L’unità di misura dell’amore di Dio

A sinistra mons. Francesco Massara. A destra: Foto di Gaby Stein da Pixabay

Riportiamo in forma integrale l’articolo tratto da L’Osservatore Romano, firmato da Marco Chiani, che racconta la Via Crucis del Circolo San Pietro al Colosseo che si è svolta venerdì 22 marzo. La celebrazione è stata presieduta dall’arcivescovo Francesco Massara, ordinario dell’arcidiocesi di Camerino-San Severino Marche e della diocesi di Fabriano-Matelica. 

La Via Crucis

Mamme che accudiscono i figli disabili, papà che lavorano duramente e lottano ogni giorno per assicurare un futuro ai loro bambini, persone che hanno il coraggio di fare scelte oneste in situazioni di grande disonestà: sono quelli che Papa Francesco chiama “i santi della porta accanto”, il cui esempio è stato riproposto ai soci del Circolo San Pietro durante la messa di ieri sera, venerdì 22 marzo, al termine della tradizionale Via Crucis del sodalizio romano al Colosseo.

Presieduta dall’arcivescovo Francesco Massara, ordinario dell’arcidiocesi di Camerino – San Severino Marche e della diocesi di Fabriano-Matelica, la celebrazione ha riunito volontari del Circolo San Pietro con famigliari, benefattori e amici, guidati dall’assistente ecclesiastico, monsignor Franco Camaldo, e dal presidente Niccolò Sacchetti. Dopo aver sfilato processionalmente all’interno dell’anfiteatro, i partecipanti si sono raccolti per l’Eucaristia nella chiesa di Santa Maria della Pietà, affidata all’antico sodalizio dal 1936. «I santi — ha detto il presule all’omelia — sono uomini e donne che sembra abbiano vissuto in un altro mondo quando invece hanno vissuto solo in un altro modo: seguendo Cristo e il suo Vangelo nella vita di tutti i giorni».

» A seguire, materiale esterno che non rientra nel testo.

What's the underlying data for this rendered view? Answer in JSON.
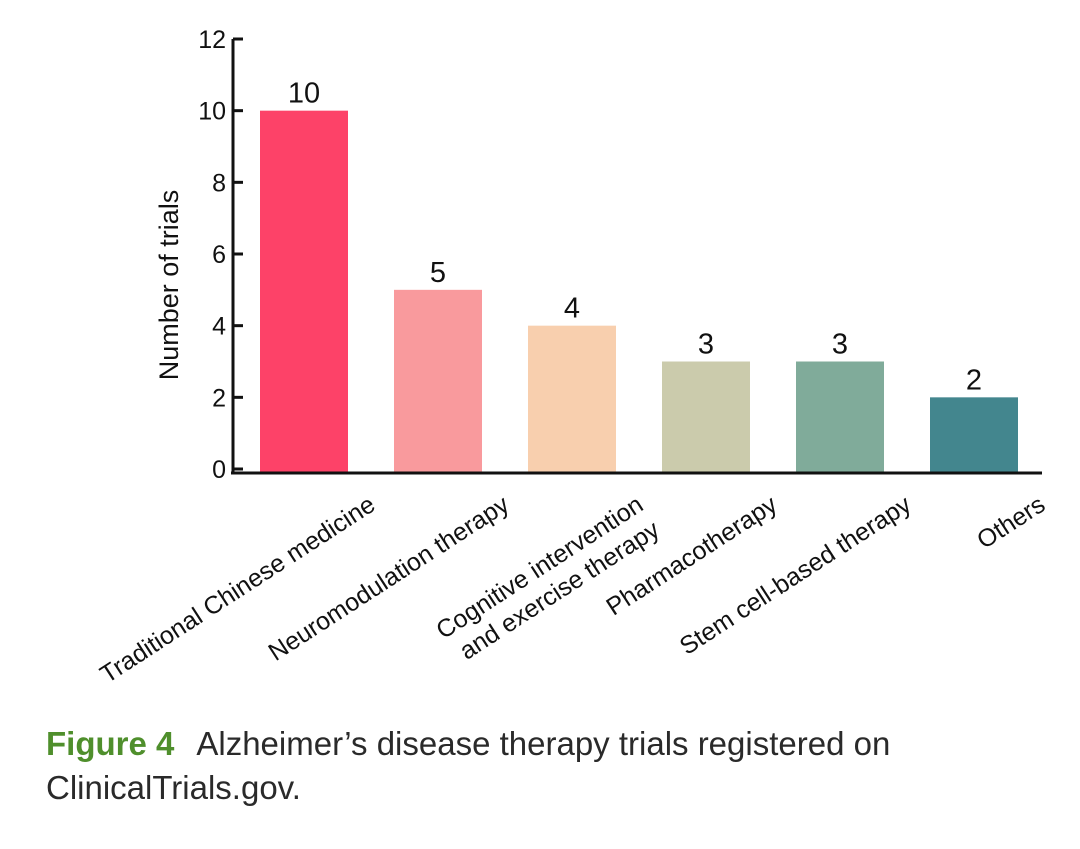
{
  "chart_data": {
    "type": "bar",
    "title": "",
    "xlabel": "",
    "ylabel": "Number of trials",
    "ylim": [
      0,
      12
    ],
    "yticks": [
      0,
      2,
      4,
      6,
      8,
      10,
      12
    ],
    "grid": false,
    "categories": [
      [
        "Traditional Chinese medicine"
      ],
      [
        "Neuromodulation therapy"
      ],
      [
        "Cognitive intervention",
        "and exercise therapy"
      ],
      [
        "Pharmacotherapy"
      ],
      [
        "Stem cell-based therapy"
      ],
      [
        "Others"
      ]
    ],
    "values": [
      10,
      5,
      4,
      3,
      3,
      2
    ],
    "data_labels": [
      "10",
      "5",
      "4",
      "3",
      "3",
      "2"
    ],
    "colors": [
      "#fd4268",
      "#f99a9d",
      "#f8cfae",
      "#cbcbac",
      "#80ab9a",
      "#43868e"
    ]
  },
  "caption": {
    "label": "Figure 4",
    "text": "Alzheimer’s disease therapy trials registered on ClinicalTrials.gov."
  }
}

Commentando le letture, monsignor Massara ha esordito spiegando che «quando la tentazione di ripagare con la stessa moneta chi trama il male contro di noi diventa più ricorrente, come Gesù abbiamo bisogno di prendere la giusta distanza e ritirarci “al di là del Giordano”», laddove egli «aveva iniziato: lì aveva maturato la sua vocazione». Attualizzando la riflessione, il celebrante ha spiegato che «anche per noi c’è un “Giordano”: un luogo-memoria della nostra identità più vera, che rammenti le motivazioni verso cui abbiamo scelto di orientare la vita. Quel luogo è il nostro Battesimo: lì ci è rivelata la nostra verità più grande, la nostra dignità di figli di Dio grazie alla quale, giorno dopo giorno, ci si riconosce fratelli e figli di quel Dio che ci ha creati per compiere le sue opere. Lì, il Padre ci ha offerto suo Figlio perché i nostri passi trovassero orme da seguire».

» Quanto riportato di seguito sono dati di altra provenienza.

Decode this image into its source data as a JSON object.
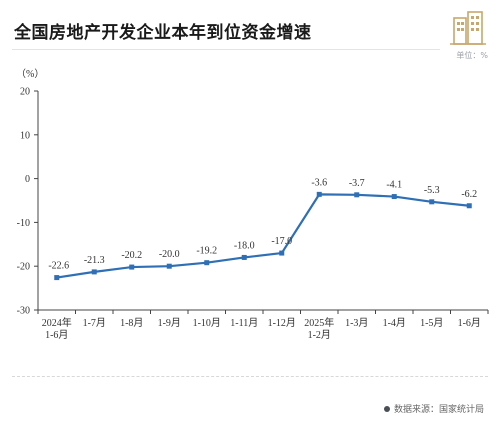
{
  "header": {
    "title": "全国房地产开发企业本年到位资金增速",
    "unit": "单位：%"
  },
  "footer": {
    "source": "数据来源：国家统计局"
  },
  "colors": {
    "line": "#2e6fb5",
    "marker": "#2e6fb5",
    "icon": "#c9a66b"
  },
  "chart_data": {
    "type": "line",
    "title": "全国房地产开发企业本年到位资金增速",
    "ylabel": "（%）",
    "ylim": [
      -30,
      20
    ],
    "yticks": [
      20,
      10,
      0,
      -10,
      -20,
      -30
    ],
    "grid": false,
    "categories": [
      [
        "2024年",
        "1-6月"
      ],
      [
        "1-7月"
      ],
      [
        "1-8月"
      ],
      [
        "1-9月"
      ],
      [
        "1-10月"
      ],
      [
        "1-11月"
      ],
      [
        "1-12月"
      ],
      [
        "2025年",
        "1-2月"
      ],
      [
        "1-3月"
      ],
      [
        "1-4月"
      ],
      [
        "1-5月"
      ],
      [
        "1-6月"
      ]
    ],
    "series": [
      {
        "values": [
          -22.6,
          -21.3,
          -20.2,
          -20.0,
          -19.2,
          -18.0,
          -17.0,
          -3.6,
          -3.7,
          -4.1,
          -5.3,
          -6.2
        ],
        "labels": [
          "-22.6",
          "-21.3",
          "-20.2",
          "-20.0",
          "-19.2",
          "-18.0",
          "-17.0",
          "-3.6",
          "-3.7",
          "-4.1",
          "-5.3",
          "-6.2"
        ]
      }
    ]
  }
}
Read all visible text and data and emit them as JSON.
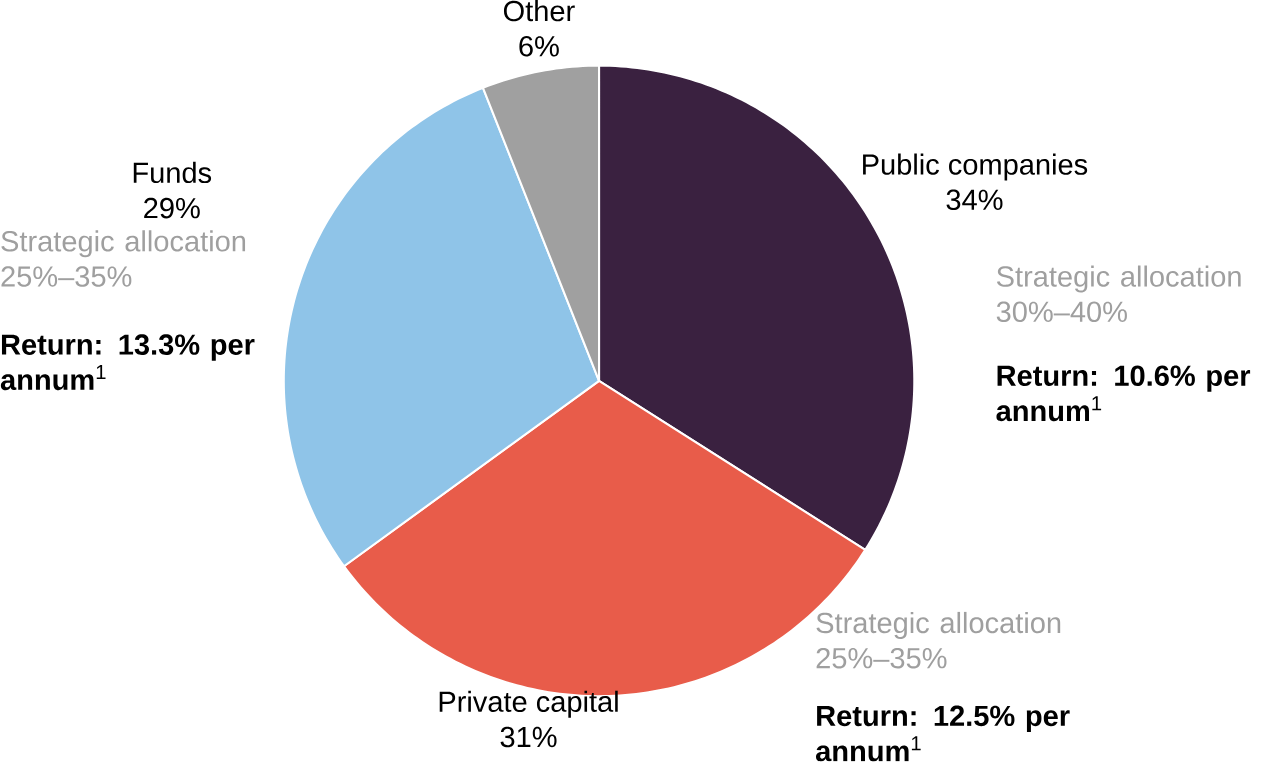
{
  "chart_data": {
    "type": "pie",
    "categories": [
      "Public companies",
      "Private capital",
      "Funds",
      "Other"
    ],
    "values": [
      34,
      31,
      29,
      6
    ],
    "value_labels": [
      "34%",
      "31%",
      "29%",
      "6%"
    ],
    "colors": [
      "#3a2140",
      "#e85c4a",
      "#8fc4e8",
      "#a0a0a0"
    ],
    "annotations": [
      "Strategic allocation 30%–40%",
      "**Return: 10.6% per annum**$^{1}$",
      "Strategic allocation 25%–35%",
      "**Return: 12.5% per annum**$^{1}$",
      "Strategic allocation 25%–35%",
      "**Return: 13.3% per annum**$^{1}$"
    ]
  }
}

Infine l’arcivescovo ha indicato ai presenti «una guida per riconoscere i santi»: da quelli invocati dai fedeli nella preghiera a quelli che, come insegna il Pontefice, «vivono una santità ordinaria, silenziosa e nascosta, ma non meno eroica», in ognuno dei quali «riconosciamo le opere buone che Dio suscita per salvare tutto il buono che c’è nel mondo».

Anche durante la Via Crucis, il presule aveva offerto una meditazione, incentrata sul mistero della croce che rivela dove poter incontrare Dio. «Quando pensiamo di aver toccato il fondo, quando pensiamo che non c’è più niente e nessuno per noi — ha detto — dobbiamo ricordarci che un passo oltre la nostra solitudine c’è Gesù. È Lui che ha scelto quel posto per mettere un argine alla nostra disperazione. La croce che abbiamo contemplato è l’immagine di Dio più pura, più alta, più bella della nostra fede; qualsiasi altro gesto ci avrebbe confermato una falsa idea di Dio. Solo la croce toglie ogni dubbio: lui è con me, fino all’estremo, per sempre. Chi vuole allora conoscere Gesù deve guardare dentro la croce, dove si rivela la sua gloria; perché il crocifisso non è un oggetto ornamentale o un accessorio di abbigliamento a volte abusato, ma è un segno da contemplare e comprendere; perché essere in croce e ciò che Dio, nel suo amore, deve all’uomo che è in croce. La croce diventa così l’unità di misura dell’Amore di Dio».